- Born: Eric Sharp 17 August 1916 London, England
- Died: 2 May 1994 (aged 77) London, England
- Occupation: Businessman
- Spouse: Marion Freedman ​(m. 1950)​
- Children: 3, including Richard Sharp and Victoria Sharp

= Eric Sharp, Baron Sharp of Grimsdyke =

British businessman (1916–1994)

Eric Sharp, Baron Sharp of Grimsdyke, (17 August 1916 – 2 May 1994) was a British businessman and Member of the House of Lords.

== Career ==
Eric Sharp took a degree from the LSE. During WW2, he served in HM British Army. In 1948, he joined the Ministry of Power (1942-1969) as Principal Officer. From 1948–1950, he was UK delegate in the coal and petroleum committees of the Organisation for European Economic Co-operation (OEEC). 1951–1954 he was vice-chairman of the Electricity Committee of the OEEC. 1955–1956 he held the position as Secretary to Herbert Committee of Inquiry into Electricity Supply Industry. 1957–1964 he was marketing manager at British Nylon Spinners Ltd. 1964–1968 he was director of ICI Fibres Ltd.

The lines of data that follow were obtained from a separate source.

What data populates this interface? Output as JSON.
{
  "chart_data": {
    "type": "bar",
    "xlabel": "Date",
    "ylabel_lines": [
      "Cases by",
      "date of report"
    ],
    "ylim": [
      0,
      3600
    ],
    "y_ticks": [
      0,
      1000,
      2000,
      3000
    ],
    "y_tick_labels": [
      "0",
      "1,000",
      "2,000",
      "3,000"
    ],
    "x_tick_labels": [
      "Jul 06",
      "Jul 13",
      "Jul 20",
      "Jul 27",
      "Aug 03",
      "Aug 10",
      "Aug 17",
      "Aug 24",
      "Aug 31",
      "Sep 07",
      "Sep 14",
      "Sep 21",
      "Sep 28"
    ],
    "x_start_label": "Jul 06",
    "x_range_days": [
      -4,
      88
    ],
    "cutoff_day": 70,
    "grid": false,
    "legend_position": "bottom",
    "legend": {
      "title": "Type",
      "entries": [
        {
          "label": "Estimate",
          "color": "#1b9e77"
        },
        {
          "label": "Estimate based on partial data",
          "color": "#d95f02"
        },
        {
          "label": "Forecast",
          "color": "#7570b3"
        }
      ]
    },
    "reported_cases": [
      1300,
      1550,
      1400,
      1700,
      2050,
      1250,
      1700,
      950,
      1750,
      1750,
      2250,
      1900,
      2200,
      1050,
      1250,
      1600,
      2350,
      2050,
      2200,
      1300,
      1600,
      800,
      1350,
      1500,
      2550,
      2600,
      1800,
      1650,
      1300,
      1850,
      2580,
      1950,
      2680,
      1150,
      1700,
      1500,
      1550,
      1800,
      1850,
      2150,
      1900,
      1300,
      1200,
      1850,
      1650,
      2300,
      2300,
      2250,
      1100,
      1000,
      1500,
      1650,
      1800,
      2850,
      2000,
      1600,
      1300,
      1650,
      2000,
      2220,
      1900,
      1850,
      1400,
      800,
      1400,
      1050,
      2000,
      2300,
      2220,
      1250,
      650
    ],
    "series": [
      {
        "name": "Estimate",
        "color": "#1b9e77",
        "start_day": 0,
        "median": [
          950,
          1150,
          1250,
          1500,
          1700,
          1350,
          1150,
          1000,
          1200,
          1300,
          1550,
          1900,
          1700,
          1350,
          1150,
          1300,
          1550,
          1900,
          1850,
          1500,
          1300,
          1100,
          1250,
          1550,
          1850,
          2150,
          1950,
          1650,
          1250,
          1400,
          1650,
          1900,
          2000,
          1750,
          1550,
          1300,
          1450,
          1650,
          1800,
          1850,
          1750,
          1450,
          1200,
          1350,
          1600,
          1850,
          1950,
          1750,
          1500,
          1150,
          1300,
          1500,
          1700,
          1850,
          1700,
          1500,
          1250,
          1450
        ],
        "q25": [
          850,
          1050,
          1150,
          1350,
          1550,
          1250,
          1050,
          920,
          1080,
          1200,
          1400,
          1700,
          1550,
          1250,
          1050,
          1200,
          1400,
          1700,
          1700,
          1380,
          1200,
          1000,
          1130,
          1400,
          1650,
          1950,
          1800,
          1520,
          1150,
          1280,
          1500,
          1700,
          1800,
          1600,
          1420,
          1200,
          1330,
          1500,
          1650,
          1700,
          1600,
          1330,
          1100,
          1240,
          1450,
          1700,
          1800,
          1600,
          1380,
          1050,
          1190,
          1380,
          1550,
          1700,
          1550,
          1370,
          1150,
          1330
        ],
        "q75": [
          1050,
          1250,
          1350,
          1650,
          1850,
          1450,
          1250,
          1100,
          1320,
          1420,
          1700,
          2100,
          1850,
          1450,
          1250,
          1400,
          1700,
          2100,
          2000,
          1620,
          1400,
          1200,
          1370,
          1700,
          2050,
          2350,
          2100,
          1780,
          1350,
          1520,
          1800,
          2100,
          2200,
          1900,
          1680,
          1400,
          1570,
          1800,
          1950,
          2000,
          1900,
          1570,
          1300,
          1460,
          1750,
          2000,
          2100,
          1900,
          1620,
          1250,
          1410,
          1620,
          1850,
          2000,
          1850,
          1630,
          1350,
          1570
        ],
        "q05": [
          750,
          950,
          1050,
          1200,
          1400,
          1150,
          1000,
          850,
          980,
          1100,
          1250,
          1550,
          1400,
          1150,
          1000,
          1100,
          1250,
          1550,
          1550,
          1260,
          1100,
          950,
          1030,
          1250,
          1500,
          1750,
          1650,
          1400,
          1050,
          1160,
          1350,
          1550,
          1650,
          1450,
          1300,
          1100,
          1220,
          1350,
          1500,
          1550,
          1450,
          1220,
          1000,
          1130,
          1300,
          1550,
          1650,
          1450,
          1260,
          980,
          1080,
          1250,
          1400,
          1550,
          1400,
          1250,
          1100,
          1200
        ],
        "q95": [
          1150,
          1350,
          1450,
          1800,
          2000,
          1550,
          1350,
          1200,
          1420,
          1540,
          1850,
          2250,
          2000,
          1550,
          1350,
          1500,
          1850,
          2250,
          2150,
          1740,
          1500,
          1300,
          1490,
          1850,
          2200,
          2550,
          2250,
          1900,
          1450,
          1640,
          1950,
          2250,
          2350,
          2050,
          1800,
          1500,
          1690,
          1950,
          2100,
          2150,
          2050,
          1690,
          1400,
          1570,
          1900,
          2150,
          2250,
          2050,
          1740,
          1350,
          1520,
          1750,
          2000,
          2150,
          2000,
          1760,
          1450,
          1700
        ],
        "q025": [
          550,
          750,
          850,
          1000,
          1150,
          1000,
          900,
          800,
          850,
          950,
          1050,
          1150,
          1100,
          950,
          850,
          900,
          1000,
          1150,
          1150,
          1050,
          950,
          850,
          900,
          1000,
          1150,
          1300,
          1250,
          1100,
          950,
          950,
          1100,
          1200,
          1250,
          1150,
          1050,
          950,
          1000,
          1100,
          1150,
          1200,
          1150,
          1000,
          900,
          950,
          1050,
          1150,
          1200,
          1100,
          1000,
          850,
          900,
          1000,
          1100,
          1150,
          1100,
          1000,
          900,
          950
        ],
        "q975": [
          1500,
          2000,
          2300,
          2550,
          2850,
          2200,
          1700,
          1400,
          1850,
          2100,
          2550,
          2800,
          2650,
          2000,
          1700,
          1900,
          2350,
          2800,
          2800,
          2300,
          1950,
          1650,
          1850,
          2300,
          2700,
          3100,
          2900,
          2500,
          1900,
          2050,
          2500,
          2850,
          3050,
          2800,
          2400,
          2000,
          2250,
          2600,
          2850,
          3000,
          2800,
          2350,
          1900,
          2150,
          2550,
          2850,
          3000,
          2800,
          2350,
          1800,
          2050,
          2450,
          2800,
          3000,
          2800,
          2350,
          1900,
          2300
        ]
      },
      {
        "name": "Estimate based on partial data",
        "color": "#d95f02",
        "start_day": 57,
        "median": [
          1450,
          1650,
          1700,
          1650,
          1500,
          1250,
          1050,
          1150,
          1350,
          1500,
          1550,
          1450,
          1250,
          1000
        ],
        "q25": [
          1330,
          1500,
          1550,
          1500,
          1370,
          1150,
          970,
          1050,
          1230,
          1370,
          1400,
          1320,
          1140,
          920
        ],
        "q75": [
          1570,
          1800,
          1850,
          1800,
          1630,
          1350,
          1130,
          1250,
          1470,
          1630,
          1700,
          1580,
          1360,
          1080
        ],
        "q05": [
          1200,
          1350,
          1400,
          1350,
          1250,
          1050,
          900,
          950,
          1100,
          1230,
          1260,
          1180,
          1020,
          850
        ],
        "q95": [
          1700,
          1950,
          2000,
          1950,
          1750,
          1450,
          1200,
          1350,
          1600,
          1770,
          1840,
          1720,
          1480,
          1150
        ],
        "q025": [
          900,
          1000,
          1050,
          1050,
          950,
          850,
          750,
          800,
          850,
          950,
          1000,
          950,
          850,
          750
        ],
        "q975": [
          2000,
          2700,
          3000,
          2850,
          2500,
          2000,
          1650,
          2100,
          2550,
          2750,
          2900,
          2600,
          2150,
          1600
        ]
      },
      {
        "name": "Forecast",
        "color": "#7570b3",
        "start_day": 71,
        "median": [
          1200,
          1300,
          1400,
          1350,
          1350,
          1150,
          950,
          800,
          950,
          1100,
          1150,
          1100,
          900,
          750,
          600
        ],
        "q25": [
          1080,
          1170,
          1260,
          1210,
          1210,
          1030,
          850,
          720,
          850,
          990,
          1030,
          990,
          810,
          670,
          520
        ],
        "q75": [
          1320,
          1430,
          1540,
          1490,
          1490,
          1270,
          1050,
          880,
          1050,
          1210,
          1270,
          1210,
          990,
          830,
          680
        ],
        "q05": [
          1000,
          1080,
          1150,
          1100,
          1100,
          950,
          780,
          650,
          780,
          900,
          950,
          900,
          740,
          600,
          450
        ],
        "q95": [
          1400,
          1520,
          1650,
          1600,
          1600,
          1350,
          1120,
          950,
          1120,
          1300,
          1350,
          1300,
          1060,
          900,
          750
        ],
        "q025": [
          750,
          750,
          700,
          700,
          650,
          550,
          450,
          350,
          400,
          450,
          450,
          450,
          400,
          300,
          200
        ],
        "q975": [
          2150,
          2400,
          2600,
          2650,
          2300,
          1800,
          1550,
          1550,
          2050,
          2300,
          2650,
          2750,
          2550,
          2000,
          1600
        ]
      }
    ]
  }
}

Subsequently, he worked at Monsanto as member of Board of Monsanto Europe in 1969, as member of the Management Board 1970–1972, as deputy chairman of Monsanto Ltd 1973–1974 and as chairman 1975–1981. He was 1980-90 chairman of Cable & Wireless plc and their chief Executive 1981–1990.

==Honours==
He was appointed a Commander of the Order of the British Empire (CBE) in the 1980 New Year Honours.
and became a Knight Bachelor in 1984. On 21 July 1989 he was created a Life Peer as Baron Sharp of Grimsdyke, of Stanmore in the London Borough of Harrow.

== Family ==
In 1950, he married Marion Freedman. They had firstly Nicola (1954–1982), secondly twins Richard Sharp and Victoria Sharp (President of the King's Bench Division of the High Court in England and Wales). Eric and Marion were Jewish and attended Westminster Synagogue.